Posso dizer que derramei lágrimas, suor e sangue. Escrevi sobre pedofilia e o assassinato de uma criança, o que me impactou muito. Eu lutei com aquele livro.
Com "Monsters in the Rain", por outro lado, há um relacionamento amoroso, que me permite me expressar e encontrar paz com minha saúde mental.
Qual é a coisa mais monstruosa sobre estes tempos?
Eu diria que a falta de empatia, os conflitos regionais.
Fico louco ao abrir as notícias e ver o que está acontecendo na Palestina e perceber como essas coisas se reduzem a números, a decisões frias, a dinheiro: quanto pode ser capitalizado com alguns corpos, algumas mortes? Para as grandes potências, é isso que elas são.
É um monstro de dimensões enormes, que tem me afetado muito ultimamente. Ver essas coisas nas redes sociais me apavora.
E como você liquida esse monstro?
Não tenho a resposta.
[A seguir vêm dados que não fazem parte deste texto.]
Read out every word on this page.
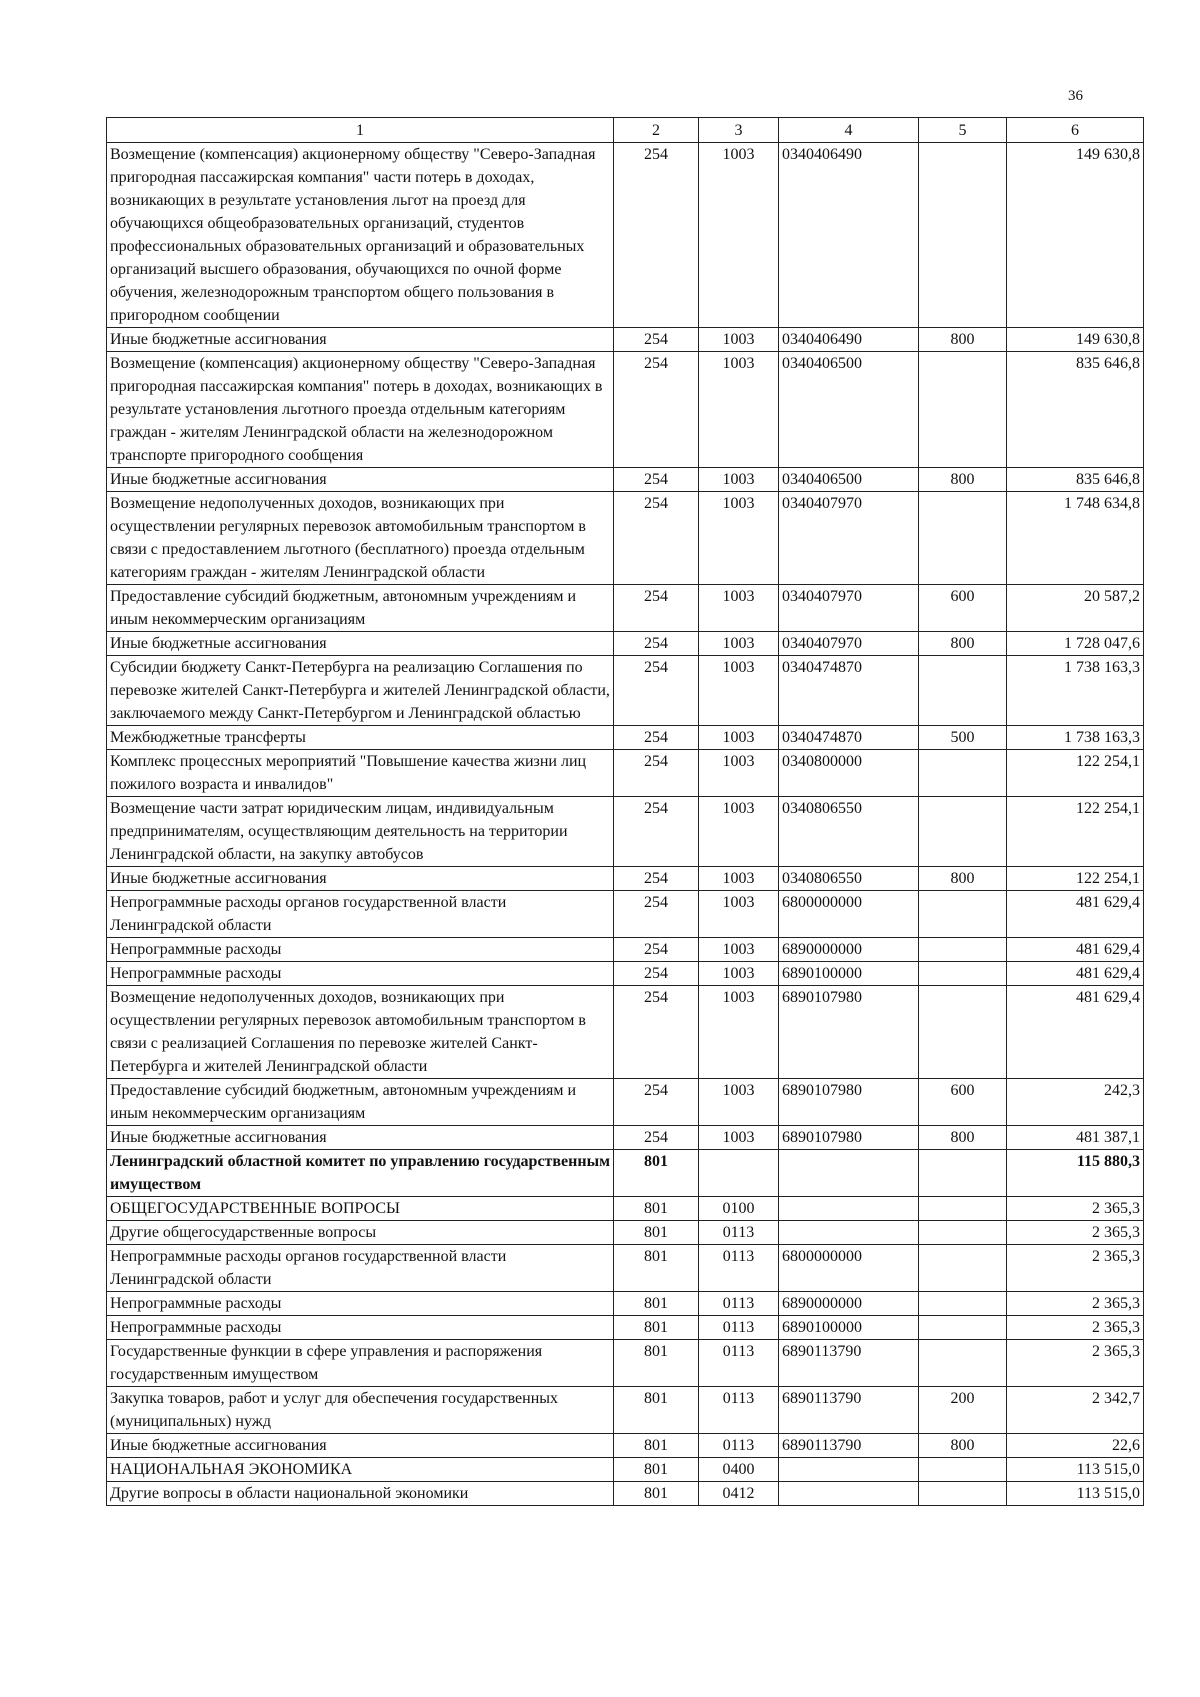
36
1	2	3	4	5	6
Возмещение (компенсация) акционерному обществу "Северо-Западная пригородная пассажирская компания" части потерь в доходах, возникающих в результате установления льгот на проезд для обучающихся общеобразовательных организаций, студентов профессиональных образовательных организаций и образовательных организаций высшего образования, обучающихся по очной форме обучения, железнодорожным транспортом общего пользования в пригородном сообщении	254	1003	0340406490		149 630,8
Иные бюджетные ассигнования	254	1003	0340406490	800	149 630,8
Возмещение (компенсация) акционерному обществу "Северо-Западная пригородная пассажирская компания" потерь в доходах, возникающих в результате установления льготного проезда отдельным категориям граждан - жителям Ленинградской области на железнодорожном транспорте пригородного сообщения	254	1003	0340406500		835 646,8
Иные бюджетные ассигнования	254	1003	0340406500	800	835 646,8
Возмещение недополученных доходов, возникающих при осуществлении регулярных перевозок автомобильным транспортом в связи с предоставлением льготного (бесплатного) проезда отдельным категориям граждан - жителям Ленинградской области	254	1003	0340407970		1 748 634,8
Предоставление субсидий бюджетным, автономным учреждениям и иным некоммерческим организациям	254	1003	0340407970	600	20 587,2
Иные бюджетные ассигнования	254	1003	0340407970	800	1 728 047,6
Субсидии бюджету Санкт-Петербурга на реализацию Соглашения по перевозке жителей Санкт-Петербурга и жителей Ленинградской области, заключаемого между Санкт-Петербургом и Ленинградской областью	254	1003	0340474870		1 738 163,3
Межбюджетные трансферты	254	1003	0340474870	500	1 738 163,3
Комплекс процессных мероприятий "Повышение качества жизни лиц пожилого возраста и инвалидов"	254	1003	0340800000		122 254,1
Возмещение части затрат юридическим лицам, индивидуальным предпринимателям, осуществляющим деятельность на территории Ленинградской области, на закупку автобусов	254	1003	0340806550		122 254,1
Иные бюджетные ассигнования	254	1003	0340806550	800	122 254,1
Непрограммные расходы органов государственной власти Ленинградской области	254	1003	6800000000		481 629,4
Непрограммные расходы	254	1003	6890000000		481 629,4
Непрограммные расходы	254	1003	6890100000		481 629,4
Возмещение недополученных доходов, возникающих при осуществлении регулярных перевозок автомобильным транспортом в связи с реализацией Соглашения по перевозке жителей Санкт-Петербурга и жителей Ленинградской области	254	1003	6890107980		481 629,4
Предоставление субсидий бюджетным, автономным учреждениям и иным некоммерческим организациям	254	1003	6890107980	600	242,3
Иные бюджетные ассигнования	254	1003	6890107980	800	481 387,1
Ленинградский областной комитет по управлению государственным имуществом	801				115 880,3
ОБЩЕГОСУДАРСТВЕННЫЕ ВОПРОСЫ	801	0100			2 365,3
Другие общегосударственные вопросы	801	0113			2 365,3
Непрограммные расходы органов государственной власти Ленинградской области	801	0113	6800000000		2 365,3
Непрограммные расходы	801	0113	6890000000		2 365,3
Непрограммные расходы	801	0113	6890100000		2 365,3
Государственные функции в сфере управления и распоряжения государственным имуществом	801	0113	6890113790		2 365,3
Закупка товаров, работ и услуг для обеспечения государственных (муниципальных) нужд	801	0113	6890113790	200	2 342,7
Иные бюджетные ассигнования	801	0113	6890113790	800	22,6
НАЦИОНАЛЬНАЯ ЭКОНОМИКА	801	0400			113 515,0
Другие вопросы в области национальной экономики	801	0412			113 515,0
No momento, estou tendo dificuldades com o quanto alguém pode realmente fazer, o que alguém pode fazer, o que alguém pode dizer.
Tudo pode ser dito, mas é um monstro muito abstrato para mim, nunca vi nada tão cru, tão violento. Estamos delineando o monstro, conhecendo-o, porque ele sempre esteve lá, mas nunca foi tão visível como agora, certo?